Yue M. Lu - Harvard University

In many problems in statistical learning, random matrix theory, and statistical physics, one needs to simulate dynamics on random matrix ensembles. A classical example is to use iterative methods to compute the extremal eigenvalues/eigenvectors of a (spiked) random matrix. Other examples include approximate message passing on dense random graphs, and gradient descent algorithms for solving learning and estimation problems with random initialization. We will show that all such dynamics can be simulated by an efficient matrix-free scheme, if the random matrix is drawn from an ensemble with translation-invariant properties. Examples of such ensembles include the i.i.d. Gaussian (i.e. the rectangular Ginibre) ensemble, the Haar-distributed random orthogonal ensemble, the Gaussian orthogonal ensemble, and their complex-valued counterparts.

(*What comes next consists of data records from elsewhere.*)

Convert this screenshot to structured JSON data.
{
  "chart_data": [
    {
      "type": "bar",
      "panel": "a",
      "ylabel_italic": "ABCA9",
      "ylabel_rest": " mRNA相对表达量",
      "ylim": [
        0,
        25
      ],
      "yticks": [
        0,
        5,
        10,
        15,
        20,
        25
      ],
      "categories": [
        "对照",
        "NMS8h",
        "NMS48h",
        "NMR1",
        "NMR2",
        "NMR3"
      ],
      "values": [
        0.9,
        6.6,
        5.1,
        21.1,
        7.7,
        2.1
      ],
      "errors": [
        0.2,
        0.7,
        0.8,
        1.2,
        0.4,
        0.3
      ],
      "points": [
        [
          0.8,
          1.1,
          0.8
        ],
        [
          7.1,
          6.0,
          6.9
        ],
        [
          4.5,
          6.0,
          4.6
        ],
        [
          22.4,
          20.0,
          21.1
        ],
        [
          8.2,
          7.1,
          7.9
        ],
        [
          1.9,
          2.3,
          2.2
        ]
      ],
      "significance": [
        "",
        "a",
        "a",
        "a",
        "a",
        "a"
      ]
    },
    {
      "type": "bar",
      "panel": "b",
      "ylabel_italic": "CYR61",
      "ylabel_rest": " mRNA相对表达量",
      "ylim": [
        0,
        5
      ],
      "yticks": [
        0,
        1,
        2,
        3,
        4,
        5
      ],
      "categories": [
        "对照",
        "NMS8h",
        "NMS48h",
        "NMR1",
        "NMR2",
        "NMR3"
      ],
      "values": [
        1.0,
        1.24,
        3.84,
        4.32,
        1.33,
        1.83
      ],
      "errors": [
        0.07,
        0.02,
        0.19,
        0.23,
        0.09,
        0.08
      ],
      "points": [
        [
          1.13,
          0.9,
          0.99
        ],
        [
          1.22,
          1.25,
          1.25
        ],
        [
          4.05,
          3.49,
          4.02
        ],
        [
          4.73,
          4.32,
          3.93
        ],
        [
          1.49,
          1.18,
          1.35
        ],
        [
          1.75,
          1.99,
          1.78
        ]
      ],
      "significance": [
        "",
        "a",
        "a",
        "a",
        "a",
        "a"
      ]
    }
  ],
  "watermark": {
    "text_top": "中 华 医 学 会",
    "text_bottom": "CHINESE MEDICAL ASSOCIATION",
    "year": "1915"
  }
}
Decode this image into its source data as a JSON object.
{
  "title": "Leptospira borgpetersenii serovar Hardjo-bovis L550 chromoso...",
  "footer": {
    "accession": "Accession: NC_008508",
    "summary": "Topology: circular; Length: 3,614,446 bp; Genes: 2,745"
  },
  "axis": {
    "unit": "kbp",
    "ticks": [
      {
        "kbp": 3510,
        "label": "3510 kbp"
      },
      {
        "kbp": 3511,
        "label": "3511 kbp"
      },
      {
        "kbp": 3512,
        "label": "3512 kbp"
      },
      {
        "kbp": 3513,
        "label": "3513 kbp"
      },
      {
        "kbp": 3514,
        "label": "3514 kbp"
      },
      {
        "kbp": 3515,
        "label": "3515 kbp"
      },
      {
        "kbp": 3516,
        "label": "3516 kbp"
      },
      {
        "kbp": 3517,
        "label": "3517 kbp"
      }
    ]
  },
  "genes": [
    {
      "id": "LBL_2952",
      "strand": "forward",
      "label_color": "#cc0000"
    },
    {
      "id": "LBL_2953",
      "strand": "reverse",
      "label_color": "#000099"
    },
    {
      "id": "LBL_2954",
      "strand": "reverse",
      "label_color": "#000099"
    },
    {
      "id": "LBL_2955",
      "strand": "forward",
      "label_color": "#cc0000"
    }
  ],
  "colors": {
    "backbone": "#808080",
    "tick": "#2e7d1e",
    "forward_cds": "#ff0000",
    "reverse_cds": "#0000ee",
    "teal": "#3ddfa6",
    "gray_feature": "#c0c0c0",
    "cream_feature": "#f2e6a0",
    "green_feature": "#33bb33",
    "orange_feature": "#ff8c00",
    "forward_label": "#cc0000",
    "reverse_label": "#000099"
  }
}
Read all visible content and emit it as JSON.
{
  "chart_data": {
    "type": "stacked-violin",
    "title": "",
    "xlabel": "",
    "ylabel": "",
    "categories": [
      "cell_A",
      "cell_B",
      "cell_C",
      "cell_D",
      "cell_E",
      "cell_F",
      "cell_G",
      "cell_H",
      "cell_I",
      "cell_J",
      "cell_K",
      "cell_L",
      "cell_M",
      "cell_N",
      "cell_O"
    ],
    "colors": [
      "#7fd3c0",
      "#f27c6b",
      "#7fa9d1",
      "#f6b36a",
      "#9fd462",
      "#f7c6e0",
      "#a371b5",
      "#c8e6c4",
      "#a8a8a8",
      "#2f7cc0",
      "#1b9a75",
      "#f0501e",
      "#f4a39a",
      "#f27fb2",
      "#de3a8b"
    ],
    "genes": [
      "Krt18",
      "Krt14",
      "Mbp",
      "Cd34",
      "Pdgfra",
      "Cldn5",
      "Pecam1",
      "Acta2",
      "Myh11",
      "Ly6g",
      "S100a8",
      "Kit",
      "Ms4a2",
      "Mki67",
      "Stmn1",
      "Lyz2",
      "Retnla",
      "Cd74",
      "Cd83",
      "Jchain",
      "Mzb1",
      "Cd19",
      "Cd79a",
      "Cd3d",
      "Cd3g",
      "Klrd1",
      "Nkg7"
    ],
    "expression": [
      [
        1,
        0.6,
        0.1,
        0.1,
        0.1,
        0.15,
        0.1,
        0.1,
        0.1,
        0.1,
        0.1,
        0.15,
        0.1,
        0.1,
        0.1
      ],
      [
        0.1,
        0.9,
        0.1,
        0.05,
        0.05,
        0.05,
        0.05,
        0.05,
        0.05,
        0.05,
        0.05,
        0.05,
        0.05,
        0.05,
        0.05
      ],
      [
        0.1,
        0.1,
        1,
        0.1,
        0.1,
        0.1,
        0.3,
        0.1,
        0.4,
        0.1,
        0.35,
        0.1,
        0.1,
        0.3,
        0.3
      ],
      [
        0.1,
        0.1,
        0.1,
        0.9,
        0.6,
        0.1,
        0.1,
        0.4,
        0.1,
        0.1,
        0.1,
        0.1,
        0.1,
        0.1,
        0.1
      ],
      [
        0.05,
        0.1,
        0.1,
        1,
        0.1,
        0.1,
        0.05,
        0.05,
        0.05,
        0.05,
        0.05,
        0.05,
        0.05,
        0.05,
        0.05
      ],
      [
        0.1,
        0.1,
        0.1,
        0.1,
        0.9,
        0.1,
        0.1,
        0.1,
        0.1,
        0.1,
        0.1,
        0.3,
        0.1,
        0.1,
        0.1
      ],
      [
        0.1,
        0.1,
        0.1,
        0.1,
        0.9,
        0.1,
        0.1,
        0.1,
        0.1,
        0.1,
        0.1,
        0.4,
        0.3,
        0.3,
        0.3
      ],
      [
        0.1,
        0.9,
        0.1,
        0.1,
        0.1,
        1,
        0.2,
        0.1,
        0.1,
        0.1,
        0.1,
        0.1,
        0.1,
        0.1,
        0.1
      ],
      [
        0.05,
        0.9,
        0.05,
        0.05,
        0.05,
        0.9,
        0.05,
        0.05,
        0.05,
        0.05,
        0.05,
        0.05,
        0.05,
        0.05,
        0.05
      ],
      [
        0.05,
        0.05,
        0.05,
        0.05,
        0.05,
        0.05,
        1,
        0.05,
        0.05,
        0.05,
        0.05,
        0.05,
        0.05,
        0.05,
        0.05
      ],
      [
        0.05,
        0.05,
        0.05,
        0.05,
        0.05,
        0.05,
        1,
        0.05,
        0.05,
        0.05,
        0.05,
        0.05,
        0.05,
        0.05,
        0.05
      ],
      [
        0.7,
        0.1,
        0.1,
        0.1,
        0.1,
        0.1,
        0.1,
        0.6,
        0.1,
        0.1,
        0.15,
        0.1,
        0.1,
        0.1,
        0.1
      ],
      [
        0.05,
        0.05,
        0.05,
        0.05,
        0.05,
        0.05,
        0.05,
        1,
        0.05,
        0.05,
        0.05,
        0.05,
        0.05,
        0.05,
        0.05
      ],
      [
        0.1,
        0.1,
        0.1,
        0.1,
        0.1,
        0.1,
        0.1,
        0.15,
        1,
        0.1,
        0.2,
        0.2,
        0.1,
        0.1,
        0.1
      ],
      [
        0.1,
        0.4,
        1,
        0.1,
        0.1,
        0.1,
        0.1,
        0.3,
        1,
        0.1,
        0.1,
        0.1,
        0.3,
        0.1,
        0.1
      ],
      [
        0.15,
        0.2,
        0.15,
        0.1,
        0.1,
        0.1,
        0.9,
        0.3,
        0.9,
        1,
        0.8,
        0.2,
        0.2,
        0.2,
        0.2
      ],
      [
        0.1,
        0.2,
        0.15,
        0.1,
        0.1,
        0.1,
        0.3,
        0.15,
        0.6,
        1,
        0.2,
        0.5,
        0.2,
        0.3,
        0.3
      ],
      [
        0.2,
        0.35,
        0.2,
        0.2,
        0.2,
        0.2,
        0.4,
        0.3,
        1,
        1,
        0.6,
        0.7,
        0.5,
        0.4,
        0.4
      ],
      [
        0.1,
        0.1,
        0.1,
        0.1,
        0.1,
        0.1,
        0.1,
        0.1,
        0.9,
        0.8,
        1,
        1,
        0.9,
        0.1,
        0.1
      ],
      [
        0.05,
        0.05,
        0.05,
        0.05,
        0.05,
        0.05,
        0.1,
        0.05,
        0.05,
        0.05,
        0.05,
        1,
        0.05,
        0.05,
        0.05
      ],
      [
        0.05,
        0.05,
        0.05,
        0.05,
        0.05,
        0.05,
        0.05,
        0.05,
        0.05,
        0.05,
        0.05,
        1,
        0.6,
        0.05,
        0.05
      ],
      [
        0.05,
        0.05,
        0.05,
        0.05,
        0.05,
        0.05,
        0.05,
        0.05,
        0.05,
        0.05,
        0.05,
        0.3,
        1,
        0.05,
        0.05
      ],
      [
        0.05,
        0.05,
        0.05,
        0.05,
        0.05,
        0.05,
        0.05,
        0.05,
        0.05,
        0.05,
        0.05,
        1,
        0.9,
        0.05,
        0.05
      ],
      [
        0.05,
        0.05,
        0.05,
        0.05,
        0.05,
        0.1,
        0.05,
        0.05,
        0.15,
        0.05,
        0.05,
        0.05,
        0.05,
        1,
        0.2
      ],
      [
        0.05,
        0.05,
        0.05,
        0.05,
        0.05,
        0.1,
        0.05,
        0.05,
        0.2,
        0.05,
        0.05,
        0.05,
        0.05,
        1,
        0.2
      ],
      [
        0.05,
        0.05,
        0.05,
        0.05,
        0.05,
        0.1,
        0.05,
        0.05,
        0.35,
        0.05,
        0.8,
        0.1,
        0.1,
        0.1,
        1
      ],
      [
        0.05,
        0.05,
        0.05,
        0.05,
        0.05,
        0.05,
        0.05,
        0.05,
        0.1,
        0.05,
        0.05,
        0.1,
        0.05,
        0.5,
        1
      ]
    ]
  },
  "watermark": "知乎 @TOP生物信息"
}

A “direct” approach to the simulation, where one first generates a dense n × n matrix from the ensemble, requires at least O(n^2) resource in space and time. The new algorithm, named Householder Dice (HD), overcomes this O(n^2) bottleneck by using the principle of deferred decisions: rather than fixing the entire random matrix in advance, it lets the randomness unfold with the dynamics. At the heart of this matrix-free algorithm is an adaptive and recursive construction of (random) Householder reflectors. These orthogonal transformations exploit the group symmetry of the matrix ensembles, while simultaneously maintaining the statistical correlations induced by the dynamics. The memory and computation costs of the HD algorithm are O(nT) and O(n T^2), respectively, with T being the number of iterations. When T ≪ n, which is nearly always the case in practice, the new algorithm leads to significant reductions in runtime and memory footprint.

Finally, the HD algorithm is not just a computational trick. I will show how its construction can serve as a simple proof technique for several problems in high-dimensional estimation.